A “type A” personality is often thought to be something to proud of. Companies look for those seemingly tireless go-getters with high ambitions and the drive to achieve them. Type A people may often seem on track to making their dreams come true. But research suggests there may be a downside to it too—namely, an increased risk of stroke.

According to an article on EurekAlert.org, a paper published online in the Journal of Neurology, Neurosurgery and Psychiatry has found a link between a high risk of stroke and chronic stress brought on by “major life stressors and type A personality traits.” Researchers identify major life stressors as those that last for periods longer than six months.

For the study, researchers looked at 150 adults who had been admitted into the same stroke unit and compared them to those of 300 randomly selected people who lived in the same area, but were healthy. Participants answered questions about their lifestyle and were assessed for their risk factors for stroke. They were also checked for symptoms like anxiety and depression and were scored on the ERCTA scale, which measures whether a person exhibits type A personality traits.
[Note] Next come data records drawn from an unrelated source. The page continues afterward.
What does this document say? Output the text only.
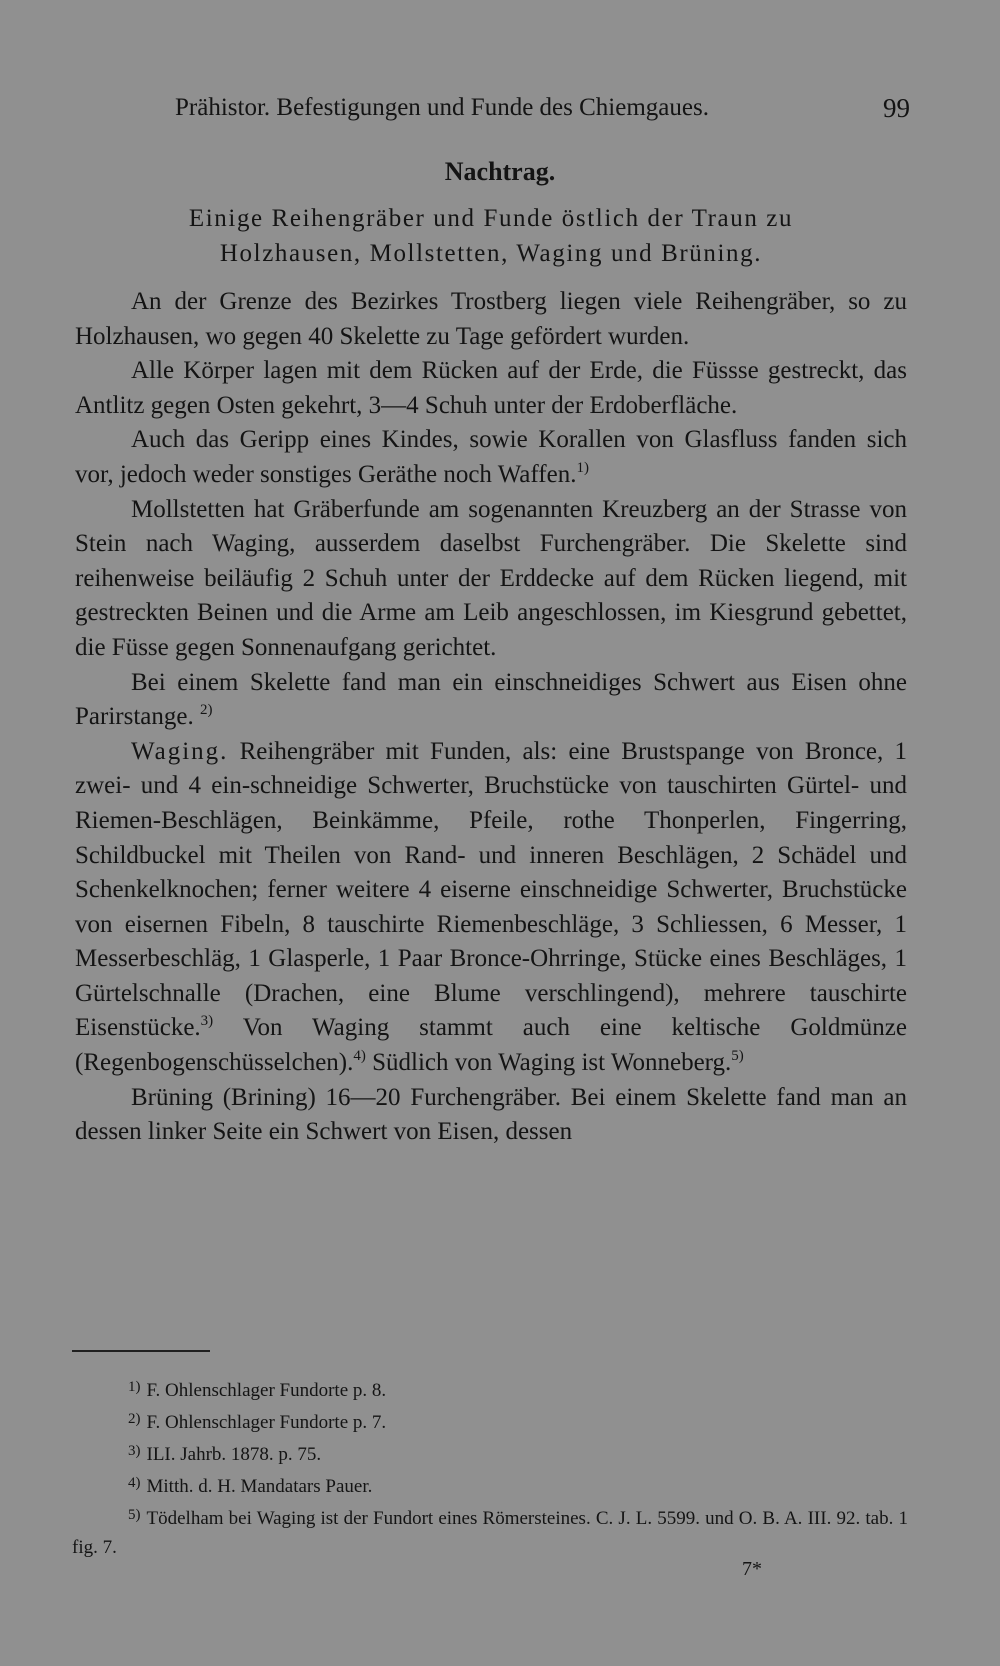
Prähistor. Befestigungen und Funde des Chiemgaues.	99
Nachtrag.
Einige Reihengräber und Funde östlich der Traun zu
Holzhausen, Mollstetten, Waging und Brüning.

An der Grenze des Bezirkes Trostberg liegen viele Reihengräber, so zu Holzhausen, wo gegen 40 Skelette zu Tage gefördert wurden.

Alle Körper lagen mit dem Rücken auf der Erde, die Füssse gestreckt, das Antlitz gegen Osten gekehrt, 3—4 Schuh unter der Erdoberfläche.

Auch das Geripp eines Kindes, sowie Korallen von Glasfluss fanden sich vor, jedoch weder sonstiges Geräthe noch Waffen.$^{1)}$

Mollstetten hat Gräberfunde am sogenannten Kreuzberg an der Strasse von Stein nach Waging, ausserdem daselbst Furchengräber. Die Skelette sind reihenweise beiläufig 2 Schuh unter der Erddecke auf dem Rücken liegend, mit gestreckten Beinen und die Arme am Leib angeschlossen, im Kiesgrund gebettet, die Füsse gegen Sonnenaufgang gerichtet.

Bei einem Skelette fand man ein einschneidiges Schwert aus Eisen ohne Parirstange. $^{2)}$

Waging. Reihengräber mit Funden, als: eine Brustspange von Bronce, 1 zwei- und 4 ein-schneidige Schwerter, Bruchstücke von tauschirten Gürtel- und Riemen-Beschlägen, Beinkämme, Pfeile, rothe Thonperlen, Fingerring, Schildbuckel mit Theilen von Rand- und inneren Beschlägen, 2 Schädel und Schenkelknochen; ferner weitere 4 eiserne einschneidige Schwerter, Bruchstücke von eisernen Fibeln, 8 tauschirte Riemenbeschläge, 3 Schliessen, 6 Messer, 1 Messerbeschläg, 1 Glasperle, 1 Paar Bronce-Ohrringe, Stücke eines Beschläges, 1 Gürtelschnalle (Drachen, eine Blume verschlingend), mehrere tauschirte Eisenstücke.$^{3)}$ Von Waging stammt auch eine keltische Goldmünze (Regenbogenschüsselchen).$^{4)}$ Südlich von Waging ist Wonneberg.$^{5)}$

Brüning (Brining) 16—20 Furchengräber. Bei einem Skelette fand man an dessen linker Seite ein Schwert von Eisen, dessen

$^{1)}$ F. Ohlenschlager Fundorte p. 8.

$^{2)}$ F. Ohlenschlager Fundorte p. 7.

$^{3)}$ ILI. Jahrb. 1878. p. 75.

$^{4)}$ Mitth. d. H. Mandatars Pauer.

$^{5)}$ Tödelham bei Waging ist der Fundort eines Römersteines. C. J. L. 5599. und O. B. A. III. 92. tab. 1 fig. 7.

7*
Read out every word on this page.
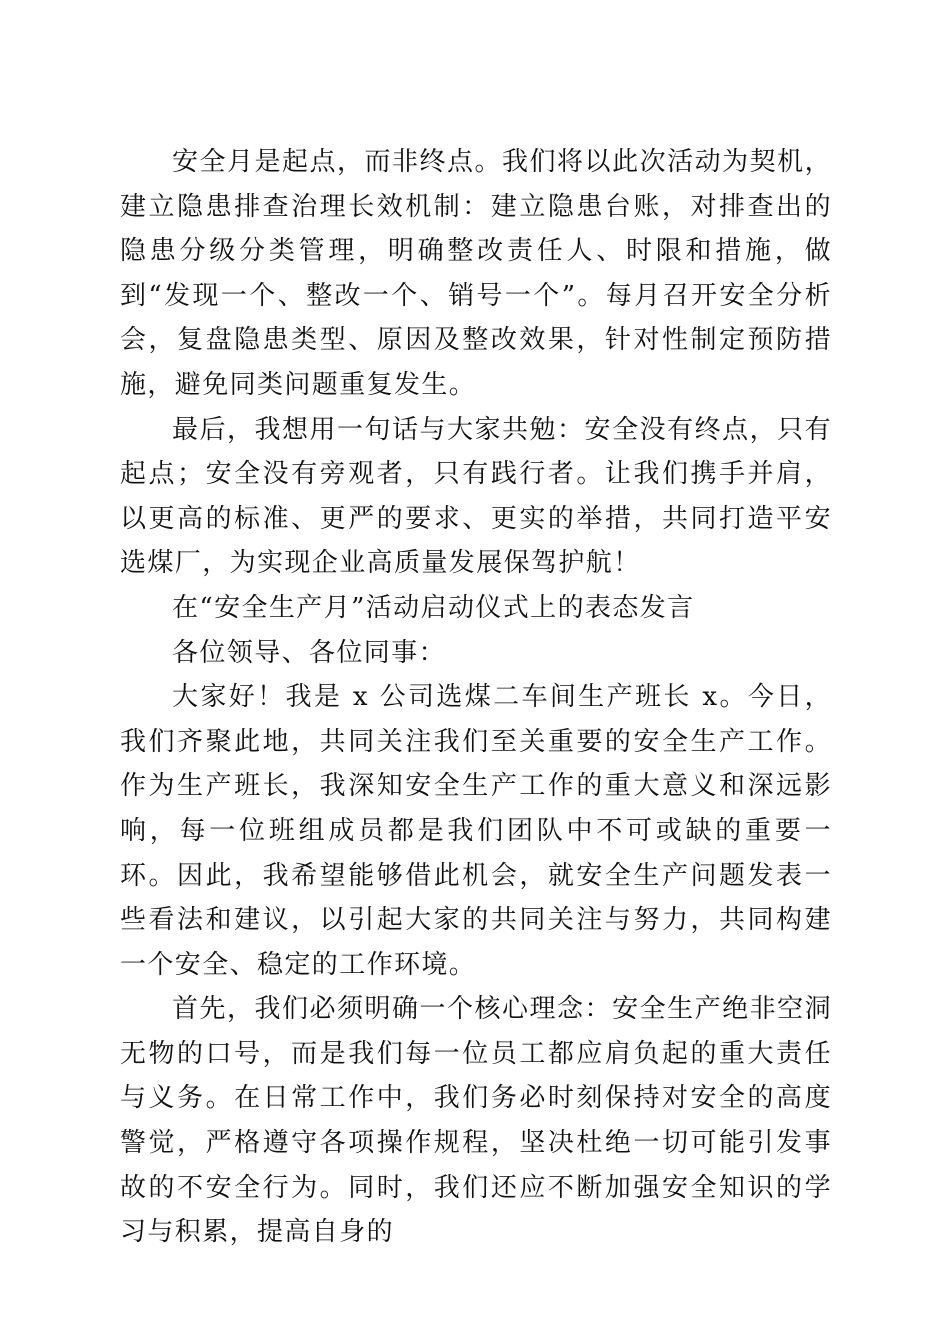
安全月是起点，而非终点。我们将以此次活动为契机，建立隐患排查治理长效机制：建立隐患台账，对排查出的隐患分级分类管理，明确整改责任人、时限和措施，做到“发现一个、整改一个、销号一个”。每月召开安全分析会，复盘隐患类型、原因及整改效果，针对性制定预防措施，避免同类问题重复发生。

最后，我想用一句话与大家共勉：安全没有终点，只有起点；安全没有旁观者，只有践行者。让我们携手并肩，以更高的标准、更严的要求、更实的举措，共同打造平安选煤厂，为实现企业高质量发展保驾护航！

在“安全生产月”活动启动仪式上的表态发言

各位领导、各位同事：

大家好！我是 x 公司选煤二车间生产班长 x。今日，我们齐聚此地，共同关注我们至关重要的安全生产工作。作为生产班长，我深知安全生产工作的重大意义和深远影响，每一位班组成员都是我们团队中不可或缺的重要一环。因此，我希望能够借此机会，就安全生产问题发表一些看法和建议，以引起大家的共同关注与努力，共同构建一个安全、稳定的工作环境。

首先，我们必须明确一个核心理念：安全生产绝非空洞无物的口号，而是我们每一位员工都应肩负起的重大责任与义务。在日常工作中，我们务必时刻保持对安全的高度警觉，严格遵守各项操作规程，坚决杜绝一切可能引发事故的不安全行为。同时，我们还应不断加强安全知识的学习与积累，提高自身的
The numbers, once collated and compared to those of the healthy control group, were telling. Here are some of them:

  • Scoring high on the ERCTA scale, indicating that you might have a type A personality, doubles your stroke risk.
  • You also double your stroke risk if you were or are a smoker and if you drink an average of two or more energy drinks daily.
  • Daytime sleepiness makes you three times more likely to get a stroke.
  • The same numbers apply to those with heart rhythm disturbances.
  • Experiencing a major life event in the previous year makes you four times more vulnerable to stroke.


All these traits, however, could be associated with type A behavior and a generally stressful life.

So while we’re not saying that you need to put your goals on hold while you chill out and relax, we are saying that it would be a good idea to make sure you invest time and effort in de-stressing, such as taking well-earned vacations, meditating, spending quality time with loved ones and what not. Check out our De-stressing subchannel for tips. And remember, what’s the point of working hard for to be successful if you compromise your health so much you may not be around to enjoy it?